Театр-ристалище Аспазии был недалеко – у подножия холма, где проходят вече и парады, и зрители размещаются в амфитеатре по склону. По дороге она говорила неспешным голосом, величаво уводящим из повседневных забот, и я поражался, что средневековая женщина может быть высказывать такое:
– Мы шуты, говорящие правду, которую гунны принимают за шутку, потому что правда страшна. Согласна с тобой, что катарсис у них простой: замирание сердца в сценах любви и измены, убийств и обреченности героев, а потом ничего не происходит. В смыслах они
Я позавидовал Савелу. Недаром гунны считали Аспазию выдающейся женщиной, а ее враги – ведьмой. В ней была дивно сверкающая алмазом глубина женского ума, с такими я робел, как кролик, чувствуя в них что-то большее, чем есть во мне. Видимо, она глубже Ильдики.

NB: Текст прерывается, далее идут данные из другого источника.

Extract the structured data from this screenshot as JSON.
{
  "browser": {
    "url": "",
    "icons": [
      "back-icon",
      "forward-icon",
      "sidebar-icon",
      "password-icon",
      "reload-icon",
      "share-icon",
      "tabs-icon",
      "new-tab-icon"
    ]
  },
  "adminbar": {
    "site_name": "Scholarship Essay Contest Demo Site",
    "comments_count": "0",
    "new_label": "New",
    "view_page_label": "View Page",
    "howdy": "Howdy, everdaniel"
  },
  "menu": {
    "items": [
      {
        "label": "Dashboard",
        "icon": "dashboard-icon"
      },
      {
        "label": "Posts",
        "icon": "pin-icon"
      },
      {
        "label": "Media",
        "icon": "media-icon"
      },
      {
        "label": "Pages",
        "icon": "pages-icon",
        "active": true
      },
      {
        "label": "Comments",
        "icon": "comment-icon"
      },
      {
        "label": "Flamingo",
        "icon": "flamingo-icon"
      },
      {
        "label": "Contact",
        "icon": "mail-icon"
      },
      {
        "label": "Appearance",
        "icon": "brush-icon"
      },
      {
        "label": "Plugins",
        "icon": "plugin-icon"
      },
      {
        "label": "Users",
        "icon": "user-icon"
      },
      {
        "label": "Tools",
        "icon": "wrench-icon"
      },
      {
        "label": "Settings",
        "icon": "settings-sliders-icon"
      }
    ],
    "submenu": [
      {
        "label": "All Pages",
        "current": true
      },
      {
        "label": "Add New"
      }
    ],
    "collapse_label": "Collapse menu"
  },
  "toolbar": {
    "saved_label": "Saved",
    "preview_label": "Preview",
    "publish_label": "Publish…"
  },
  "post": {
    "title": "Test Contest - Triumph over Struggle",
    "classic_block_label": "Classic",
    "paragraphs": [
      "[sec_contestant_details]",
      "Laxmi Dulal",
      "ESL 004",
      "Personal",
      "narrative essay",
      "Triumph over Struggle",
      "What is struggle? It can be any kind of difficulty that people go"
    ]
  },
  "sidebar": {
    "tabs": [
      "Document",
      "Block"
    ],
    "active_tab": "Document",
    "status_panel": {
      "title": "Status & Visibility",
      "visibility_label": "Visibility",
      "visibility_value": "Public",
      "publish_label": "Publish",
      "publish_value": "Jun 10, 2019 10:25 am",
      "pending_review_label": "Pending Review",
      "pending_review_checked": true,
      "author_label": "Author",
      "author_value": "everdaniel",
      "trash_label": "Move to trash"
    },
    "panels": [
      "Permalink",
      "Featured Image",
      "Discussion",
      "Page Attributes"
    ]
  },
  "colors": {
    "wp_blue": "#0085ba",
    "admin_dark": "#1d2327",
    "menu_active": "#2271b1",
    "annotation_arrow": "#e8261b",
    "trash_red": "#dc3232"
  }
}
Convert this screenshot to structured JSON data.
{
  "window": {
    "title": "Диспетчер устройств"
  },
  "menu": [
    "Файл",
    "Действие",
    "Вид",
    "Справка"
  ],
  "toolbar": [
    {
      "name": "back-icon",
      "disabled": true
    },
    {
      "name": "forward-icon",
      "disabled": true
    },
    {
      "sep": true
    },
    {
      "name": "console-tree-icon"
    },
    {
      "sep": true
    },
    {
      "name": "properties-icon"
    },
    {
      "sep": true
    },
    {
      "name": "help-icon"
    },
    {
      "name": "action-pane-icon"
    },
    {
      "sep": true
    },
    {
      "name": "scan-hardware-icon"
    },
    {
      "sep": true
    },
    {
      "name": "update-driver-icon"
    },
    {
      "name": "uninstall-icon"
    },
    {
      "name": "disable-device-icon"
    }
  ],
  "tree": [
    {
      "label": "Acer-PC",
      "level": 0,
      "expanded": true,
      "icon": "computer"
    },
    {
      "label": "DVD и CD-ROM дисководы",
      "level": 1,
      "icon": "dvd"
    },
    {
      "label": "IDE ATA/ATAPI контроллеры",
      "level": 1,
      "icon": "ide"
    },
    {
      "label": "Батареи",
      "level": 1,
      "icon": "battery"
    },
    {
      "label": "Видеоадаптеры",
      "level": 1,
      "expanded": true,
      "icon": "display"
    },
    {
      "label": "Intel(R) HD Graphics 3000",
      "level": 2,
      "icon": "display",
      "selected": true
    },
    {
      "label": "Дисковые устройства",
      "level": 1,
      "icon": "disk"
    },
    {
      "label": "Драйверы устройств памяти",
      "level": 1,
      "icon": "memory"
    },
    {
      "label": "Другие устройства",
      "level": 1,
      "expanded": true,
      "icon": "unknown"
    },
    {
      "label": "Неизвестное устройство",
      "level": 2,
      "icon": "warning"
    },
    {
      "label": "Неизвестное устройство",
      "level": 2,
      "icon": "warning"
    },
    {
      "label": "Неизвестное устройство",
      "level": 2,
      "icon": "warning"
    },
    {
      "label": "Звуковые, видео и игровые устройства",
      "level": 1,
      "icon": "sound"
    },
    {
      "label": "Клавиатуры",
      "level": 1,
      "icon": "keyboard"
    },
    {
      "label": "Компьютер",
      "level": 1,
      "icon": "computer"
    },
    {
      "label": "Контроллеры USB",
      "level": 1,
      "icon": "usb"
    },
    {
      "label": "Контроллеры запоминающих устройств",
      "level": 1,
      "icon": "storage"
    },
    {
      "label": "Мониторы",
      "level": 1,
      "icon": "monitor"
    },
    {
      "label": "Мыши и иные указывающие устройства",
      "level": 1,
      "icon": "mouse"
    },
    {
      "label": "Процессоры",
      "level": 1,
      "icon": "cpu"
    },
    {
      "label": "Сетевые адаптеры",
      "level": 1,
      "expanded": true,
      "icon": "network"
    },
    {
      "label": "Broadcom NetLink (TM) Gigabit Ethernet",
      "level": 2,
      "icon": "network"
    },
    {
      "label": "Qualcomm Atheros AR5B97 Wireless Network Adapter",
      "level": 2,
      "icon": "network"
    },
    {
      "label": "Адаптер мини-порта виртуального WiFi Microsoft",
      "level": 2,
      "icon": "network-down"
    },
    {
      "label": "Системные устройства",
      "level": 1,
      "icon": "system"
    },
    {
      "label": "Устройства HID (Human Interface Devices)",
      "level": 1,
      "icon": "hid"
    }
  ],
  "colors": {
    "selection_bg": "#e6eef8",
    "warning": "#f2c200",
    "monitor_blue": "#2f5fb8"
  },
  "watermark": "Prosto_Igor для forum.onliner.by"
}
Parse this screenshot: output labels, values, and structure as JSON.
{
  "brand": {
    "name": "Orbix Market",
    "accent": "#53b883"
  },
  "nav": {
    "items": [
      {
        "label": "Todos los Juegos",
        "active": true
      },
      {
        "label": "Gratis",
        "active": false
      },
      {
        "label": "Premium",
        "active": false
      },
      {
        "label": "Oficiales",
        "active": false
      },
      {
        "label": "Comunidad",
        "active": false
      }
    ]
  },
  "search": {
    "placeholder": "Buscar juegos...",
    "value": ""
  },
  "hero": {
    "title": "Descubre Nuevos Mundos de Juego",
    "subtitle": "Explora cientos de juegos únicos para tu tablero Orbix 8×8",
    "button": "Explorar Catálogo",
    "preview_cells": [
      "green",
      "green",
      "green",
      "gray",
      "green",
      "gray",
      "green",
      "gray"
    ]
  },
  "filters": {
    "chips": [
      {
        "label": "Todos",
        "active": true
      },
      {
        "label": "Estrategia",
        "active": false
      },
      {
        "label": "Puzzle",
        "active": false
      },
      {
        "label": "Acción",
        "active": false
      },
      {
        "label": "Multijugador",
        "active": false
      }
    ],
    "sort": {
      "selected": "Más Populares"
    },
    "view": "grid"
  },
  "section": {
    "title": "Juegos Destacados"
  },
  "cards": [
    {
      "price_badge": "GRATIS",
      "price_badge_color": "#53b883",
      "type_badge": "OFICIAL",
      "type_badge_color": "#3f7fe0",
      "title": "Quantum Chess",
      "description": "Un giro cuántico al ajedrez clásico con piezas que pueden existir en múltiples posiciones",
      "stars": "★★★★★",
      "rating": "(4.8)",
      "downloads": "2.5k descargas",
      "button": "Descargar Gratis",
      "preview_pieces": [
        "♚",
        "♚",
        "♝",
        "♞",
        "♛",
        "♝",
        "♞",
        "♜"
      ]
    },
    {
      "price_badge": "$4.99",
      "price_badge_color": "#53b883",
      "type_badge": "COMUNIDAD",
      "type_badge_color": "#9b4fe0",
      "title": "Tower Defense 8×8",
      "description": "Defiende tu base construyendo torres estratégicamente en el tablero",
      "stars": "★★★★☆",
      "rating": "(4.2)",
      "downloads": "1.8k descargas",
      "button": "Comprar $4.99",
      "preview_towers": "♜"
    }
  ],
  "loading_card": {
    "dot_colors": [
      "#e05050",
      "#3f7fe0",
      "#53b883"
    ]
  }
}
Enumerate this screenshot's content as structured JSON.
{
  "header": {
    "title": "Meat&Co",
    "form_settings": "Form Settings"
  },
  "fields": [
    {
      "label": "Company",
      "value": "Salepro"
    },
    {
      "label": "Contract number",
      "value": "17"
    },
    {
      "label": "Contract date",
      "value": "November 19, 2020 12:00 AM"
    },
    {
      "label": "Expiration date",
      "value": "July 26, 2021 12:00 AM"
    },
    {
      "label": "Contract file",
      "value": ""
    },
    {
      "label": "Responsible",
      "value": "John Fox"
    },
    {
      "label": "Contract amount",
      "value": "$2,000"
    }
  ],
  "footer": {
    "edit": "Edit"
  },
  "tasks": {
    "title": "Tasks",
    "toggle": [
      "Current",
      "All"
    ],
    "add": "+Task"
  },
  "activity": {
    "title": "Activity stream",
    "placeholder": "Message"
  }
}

Женщины кажутся глупыми, потому что прельщаются самым броским – нарядами и косметикой. Неискоренимо хотят понравиться мужчине-самцу, чтобы рождать новую жизнь. И в этом их правота. Такая глупость не мешает уму.
Женщину всегда боготворили мужчины, наверно, с древних времен. Почему здесь закрывают ее тело по самую шею? Думаю, это что-то опереточное. В Персии жены дома сбрасывают паранджу и бьют скалками трусящих мужей. Непонятно, откуда у гуннов появилась идея, что она не чиста, источник греха. Как можно так относиться к женщине, ведь благодаря ей существует род человеческий, она земля, а мужчина – по крайней мере, жалкий дождь, орошающий ее, чтобы мог развиться плод. Это жуткая ревность – сестра любви. Может быть, их апостолам, до того, как они ими стали, наставляли рога?
Мне было совестно перед Савелом. Да, отчуждение женщины – это другое. Тут уж ничего не поделаешь, если сердцу девы нет закона. Но моя раскрытость Аспазии устраняла пустоты в мире, и казалось, что во всех разделенных сообществах есть что-то единое – общая тревога и желание близости. Она мне показалась маяком – увидел его в тумане, и сразу стало легко: жизнь моя может быть сохранена.
Странно, по сторонам улицы на заборах цвели ветвистые розы.
18
Нам не хватало госресурса, то есть поддержки государства. Наш энтузиазм почему-то пропадал в недрах государственных органов.
«Мы вас услышали», – обычно говорили высокопоставленные чиновники, и дальше ничего не происходило. Теодорих передал через секретаря, что ресурсов у него нет.
Я вдруг понял, что нас не слышат те, кто якобы приветствовал освобождение народа, а теперь захватил власть. Мы упустили шанс. Да и был ли он при существующем раскладе пассионарных сил?
В части общества шло брожение. Хотели перемен. Это снова грозило разделением на враждующие стороны.
От неизвестных приходили угрожающие записки, что сожгут все, что понастроили пришлые.
Я не ощущал подлинной внутренней потребности соратников в строительстве того рая, которого хотел. Это было какое-то приближение. Беда была в грубой материальности воплощения этой идеи.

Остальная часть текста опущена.